Após 18 anos de realização da Pesquisa de Emprego e Desemprego (PED) no Recife e região metropolitana, de onde se extraem dados para análises especiais, como o boletim sobre trabalho doméstico produzido pelo DIEESE, os Governos Federal e de Pernambuco cortaram o repasse do recurso que viabiliza a pesquisa. Com isso, a série histórica foi impedida de ser produzida em Pernambuco a partir de 2015.  A ausência de informações prejudica a análise sobre a situação das trabalhadoras domésticas.

Por Rivane Arantes*

O Departamento Intersindical de Estatísticas e Estudos Socioeconômicos (DIEESE), a Fundação Seade e governos estaduais lançaram na última semana o Boletim Especial sobre ”O Trabalho Doméstico”, com informações sobre a situação desta importante categoria de trabalhadoras nos mercados de trabalho do  Distrito Federal e de quatro grandes regiões metropolitanas do país – Fortaleza, Salvador, Porto Alegre e São Paulo – em razão do dia 27 de abril, em comemoração ao Dia Nacional das Trabalhadoras Domésticas.

Entretanto, justamente neste contexto de desconstituição dos direitos da classe trabalhadora e de grande retrocesso na implementação das políticas públicas que concretizam esses direitos na vida cotidiana, no exato momento em que é fundamental a produção de informação confiável para demonstrar o que está por trás dos “golpes institucionais” e como eles nos atingem diretamente, Pernambuco se desobriga dessa tarefa e, mais uma vez, faz opção pelo obscurantismo.

Após 18 anos de realização da Pesquisa de Emprego e Desemprego (PED) no Recife e região metropolitana, de onde se extraem dados para análises especiais, como o referido boletim, os Governos Federal e de Pernambuco cortaram o repasse do recurso e a série histórica foi impedida de ser produzida neste estado a partir de 2015. Não custa lembrar que a PED é um sistema de produção de dados sobre o emprego, trabalho e renda, elementos centrais do modo de produção capitalista, na perspectiva dos/as explorados/as do sistema. Ela se consolidou como um dos mais importantes instrumentos de análise da realidade socioeconômica dos mercados de trabalho metropolitanos do país, sob a rígida coordenação do DIEESE, uma importante e isenta iniciativa de monitoramento e produção de informação da classe trabalhadora. Sua contribuição permitiu (e permite onde ainda existe) a elaboração de indicadores mais apropriados para subsidiar as políticas e ações do sistema público de emprego, trabalho e renda no país.

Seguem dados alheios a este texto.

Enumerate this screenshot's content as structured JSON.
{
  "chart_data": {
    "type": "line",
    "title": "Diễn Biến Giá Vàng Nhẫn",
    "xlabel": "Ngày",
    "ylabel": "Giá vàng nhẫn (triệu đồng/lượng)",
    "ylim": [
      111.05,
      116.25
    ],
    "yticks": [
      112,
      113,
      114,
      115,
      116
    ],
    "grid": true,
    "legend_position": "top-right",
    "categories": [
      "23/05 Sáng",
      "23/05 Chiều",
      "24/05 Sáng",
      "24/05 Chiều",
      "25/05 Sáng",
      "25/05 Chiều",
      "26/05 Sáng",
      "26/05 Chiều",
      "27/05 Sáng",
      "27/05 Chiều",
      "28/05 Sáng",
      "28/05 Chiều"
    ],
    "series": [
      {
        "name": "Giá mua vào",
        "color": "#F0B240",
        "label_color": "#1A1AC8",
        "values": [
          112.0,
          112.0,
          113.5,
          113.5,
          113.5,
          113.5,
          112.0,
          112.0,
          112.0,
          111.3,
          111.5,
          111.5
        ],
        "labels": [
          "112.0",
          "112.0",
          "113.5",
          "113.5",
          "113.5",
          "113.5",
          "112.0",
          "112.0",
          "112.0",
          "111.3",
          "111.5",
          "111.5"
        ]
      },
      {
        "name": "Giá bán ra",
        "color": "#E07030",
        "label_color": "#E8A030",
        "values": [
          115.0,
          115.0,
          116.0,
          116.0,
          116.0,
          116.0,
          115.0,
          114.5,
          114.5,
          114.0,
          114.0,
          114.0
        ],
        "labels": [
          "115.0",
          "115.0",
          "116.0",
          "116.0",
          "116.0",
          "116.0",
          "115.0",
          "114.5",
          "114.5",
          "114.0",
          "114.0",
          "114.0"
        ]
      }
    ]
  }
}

Democracia e direito à informação 

Em tempos de golpes institucionais é sempre importante não perder de vista os elementos que constituem o projeto democrático. E o direito à informação, à verdade e à participação são fundamentais nessa construção. Um povo que não se sabe e que é obrigado a viver no obscurantismo, na ilusão e alienação é um povo que está alheio a seu tempo e sua vida. É um povo enganado. A realidade é a nossa vida, mas não é só aquilo que é aparente, é também o que a produz, o que a faz ser tal qual ela é. E se não temos a realidade compartilhada, fica bem mais difícil de nos estranharmos, de nos indignarmos. E não nos revoltando somos dóceis, aceitamos caladas, sem nem nos saber, não “partimos pra cima”, não denunciamos nem propomos, ou seja, temos pouca capacidade de dizer qual sociedade queremos viver. E ai, legitimamos os “salvadores da pátria”, no limite, “os messias da vida”. Essa é a perversidade da ausência de informação, da deturpação da informação e da criminalização da informação, como estamos vivendo na pele hoje.

A categoria das trabalhadoras domésticas é uma das maiores categorias ocupadas por mulheres no país e sem sombra de dúvida, a profissão onde as mulheres negras são majoritárias (a Pnad/2014 aponta que 17,7% das mulheres negras eram trabalhadoras domésticas). Não a toa ser uma das categorias mais discriminadas socialmente e fragilizadas do ponto de vista da implementação dos direitos humanos – da liberdade e autonomia aos direitos econômicos, sociais e culturais. Dentre esses direitos, merece atenção os direitos do trabalho, cujo reconhecimento formal só se deu com a aprovação da Emenda da equiparação de direitos em 2013, apenas regulamentada em 2015. A mesma Pnad informa ainda, que esta categoria segue marcada pela baixa escolaridade, informalidade, menores salários e determinada muito fortemente pela divisão racial do trabalho operada pelo capitalismo.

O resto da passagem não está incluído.